MDR-IntendantInnenwahl: Wort verjährt nicht
Karola Wille soll am Sonntag zur neuen MDR-Chefin gewählt werden. Ihre Gegner greifen sie 22 Jahre nach der Wende jetzt mit ihrer Ostbiografie an.
Natürlich kann es zwei Jahrzehnte nach der friedlichen Revolution in der DDR und der Wiedervereinigung nicht angehen, dass eine Ossi-Frau MDR-Chefin wird.
Eine gebürtige Chemnitzerin für den Sender für Sachsen, Thüringen und Sachsen-Anhalt? Undenkbar. Kanzlerin der Bundesrepublik Deutschland und andere subalterne Jobs, das geht vielleicht noch gerade.

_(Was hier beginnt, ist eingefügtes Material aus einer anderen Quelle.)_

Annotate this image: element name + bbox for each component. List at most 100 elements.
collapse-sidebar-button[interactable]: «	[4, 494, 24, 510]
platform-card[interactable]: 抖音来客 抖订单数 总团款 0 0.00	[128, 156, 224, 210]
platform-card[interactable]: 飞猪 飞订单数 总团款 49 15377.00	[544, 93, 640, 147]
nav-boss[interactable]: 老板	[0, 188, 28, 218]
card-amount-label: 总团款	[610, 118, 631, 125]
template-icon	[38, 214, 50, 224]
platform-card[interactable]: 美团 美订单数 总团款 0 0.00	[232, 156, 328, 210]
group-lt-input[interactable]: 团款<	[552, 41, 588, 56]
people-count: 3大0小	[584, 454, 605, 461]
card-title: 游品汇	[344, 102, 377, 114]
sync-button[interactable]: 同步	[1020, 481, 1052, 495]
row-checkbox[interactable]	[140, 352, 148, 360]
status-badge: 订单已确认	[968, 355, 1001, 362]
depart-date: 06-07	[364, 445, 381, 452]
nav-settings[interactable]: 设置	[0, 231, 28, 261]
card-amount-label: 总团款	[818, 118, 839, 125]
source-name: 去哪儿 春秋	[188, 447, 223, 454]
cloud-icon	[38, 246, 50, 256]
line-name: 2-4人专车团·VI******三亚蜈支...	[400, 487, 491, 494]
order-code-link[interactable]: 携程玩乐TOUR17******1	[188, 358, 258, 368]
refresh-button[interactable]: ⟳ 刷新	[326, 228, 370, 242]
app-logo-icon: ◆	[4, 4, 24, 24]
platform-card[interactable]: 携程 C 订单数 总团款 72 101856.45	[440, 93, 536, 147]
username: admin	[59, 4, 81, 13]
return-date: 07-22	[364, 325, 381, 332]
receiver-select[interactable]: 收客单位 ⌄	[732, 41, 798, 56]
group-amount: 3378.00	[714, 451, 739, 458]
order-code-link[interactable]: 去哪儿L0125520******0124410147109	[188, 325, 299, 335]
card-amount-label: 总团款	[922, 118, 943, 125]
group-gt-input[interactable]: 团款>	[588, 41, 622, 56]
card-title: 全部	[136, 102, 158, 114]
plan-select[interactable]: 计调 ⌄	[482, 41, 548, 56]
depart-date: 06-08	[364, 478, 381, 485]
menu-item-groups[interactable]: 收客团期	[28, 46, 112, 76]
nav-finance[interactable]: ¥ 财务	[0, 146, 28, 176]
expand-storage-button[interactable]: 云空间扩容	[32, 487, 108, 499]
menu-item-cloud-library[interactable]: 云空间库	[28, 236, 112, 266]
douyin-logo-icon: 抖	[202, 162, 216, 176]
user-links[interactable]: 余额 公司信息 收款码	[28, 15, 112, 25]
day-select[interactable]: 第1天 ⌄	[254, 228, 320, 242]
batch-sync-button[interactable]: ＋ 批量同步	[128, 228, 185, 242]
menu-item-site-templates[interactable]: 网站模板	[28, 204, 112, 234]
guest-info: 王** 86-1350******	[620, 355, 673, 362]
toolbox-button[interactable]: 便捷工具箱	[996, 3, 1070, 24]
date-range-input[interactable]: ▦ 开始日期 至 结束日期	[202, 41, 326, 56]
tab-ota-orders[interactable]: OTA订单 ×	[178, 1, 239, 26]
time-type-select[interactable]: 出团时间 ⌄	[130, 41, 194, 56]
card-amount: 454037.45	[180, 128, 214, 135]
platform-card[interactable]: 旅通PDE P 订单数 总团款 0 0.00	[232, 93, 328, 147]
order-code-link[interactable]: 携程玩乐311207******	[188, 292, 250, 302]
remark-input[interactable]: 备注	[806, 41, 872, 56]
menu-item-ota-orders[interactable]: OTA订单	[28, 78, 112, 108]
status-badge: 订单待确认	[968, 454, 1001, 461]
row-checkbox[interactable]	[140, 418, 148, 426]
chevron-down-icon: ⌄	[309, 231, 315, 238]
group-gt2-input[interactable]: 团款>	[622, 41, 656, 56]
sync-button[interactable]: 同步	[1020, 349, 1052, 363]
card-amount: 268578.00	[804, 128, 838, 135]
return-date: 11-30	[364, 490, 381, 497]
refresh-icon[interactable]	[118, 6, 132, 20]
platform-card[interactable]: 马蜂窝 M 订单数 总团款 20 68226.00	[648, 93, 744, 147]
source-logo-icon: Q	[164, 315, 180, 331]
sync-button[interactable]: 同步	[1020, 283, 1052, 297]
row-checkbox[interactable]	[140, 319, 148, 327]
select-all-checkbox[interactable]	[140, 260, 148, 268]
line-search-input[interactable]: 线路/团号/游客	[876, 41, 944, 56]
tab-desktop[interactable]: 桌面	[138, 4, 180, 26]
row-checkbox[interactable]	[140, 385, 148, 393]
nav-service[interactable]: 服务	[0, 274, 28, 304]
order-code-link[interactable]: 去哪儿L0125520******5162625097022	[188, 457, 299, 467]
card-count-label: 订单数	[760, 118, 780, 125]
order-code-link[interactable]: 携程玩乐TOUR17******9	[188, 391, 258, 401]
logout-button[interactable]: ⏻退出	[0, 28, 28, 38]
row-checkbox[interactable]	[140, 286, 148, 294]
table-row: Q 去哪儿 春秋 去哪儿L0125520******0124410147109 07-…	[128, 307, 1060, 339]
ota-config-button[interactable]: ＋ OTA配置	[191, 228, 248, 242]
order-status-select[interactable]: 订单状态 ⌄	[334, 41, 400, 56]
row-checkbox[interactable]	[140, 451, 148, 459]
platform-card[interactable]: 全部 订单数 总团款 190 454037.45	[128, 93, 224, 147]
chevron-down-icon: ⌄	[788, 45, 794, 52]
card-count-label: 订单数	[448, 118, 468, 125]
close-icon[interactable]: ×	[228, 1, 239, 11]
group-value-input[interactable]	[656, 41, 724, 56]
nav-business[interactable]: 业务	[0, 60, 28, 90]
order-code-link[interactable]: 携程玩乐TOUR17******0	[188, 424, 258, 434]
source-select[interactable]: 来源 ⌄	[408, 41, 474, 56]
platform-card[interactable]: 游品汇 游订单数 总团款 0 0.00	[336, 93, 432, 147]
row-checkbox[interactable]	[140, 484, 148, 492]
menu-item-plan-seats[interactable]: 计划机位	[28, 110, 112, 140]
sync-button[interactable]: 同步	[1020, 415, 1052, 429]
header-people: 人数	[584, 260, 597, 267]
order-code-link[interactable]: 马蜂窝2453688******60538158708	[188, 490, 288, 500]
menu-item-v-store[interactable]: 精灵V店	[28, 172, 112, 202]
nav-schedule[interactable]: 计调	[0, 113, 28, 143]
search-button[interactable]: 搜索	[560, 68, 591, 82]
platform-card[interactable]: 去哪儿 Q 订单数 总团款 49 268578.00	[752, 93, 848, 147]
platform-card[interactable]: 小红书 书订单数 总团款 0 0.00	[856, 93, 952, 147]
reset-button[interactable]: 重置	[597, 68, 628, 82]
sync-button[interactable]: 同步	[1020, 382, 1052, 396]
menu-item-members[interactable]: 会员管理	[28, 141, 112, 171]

Aber ARD-Intendantin?
So jedenfalls liest sich das letzte Aufgebot, das gerade via FAZ in die Schlacht beim skandalgeschüttelten MDR geschickt wird. Die Motivation ist klar: Am Sonntag wählt der Rundfunkrat, Wille ist nach den internen Spielregeln des MDR die einzige Kandidatin.
Wille hat in der DDR Jura studiert, schon ihre Dissertation von 1984 wurde in der Schlammschlacht gegen sie verwendet (taz berichtete), in dem zwei über 100 Seiten verstreute Halbsätze zu einer "Eloge auf den Sozialismus" verdichtet wurden.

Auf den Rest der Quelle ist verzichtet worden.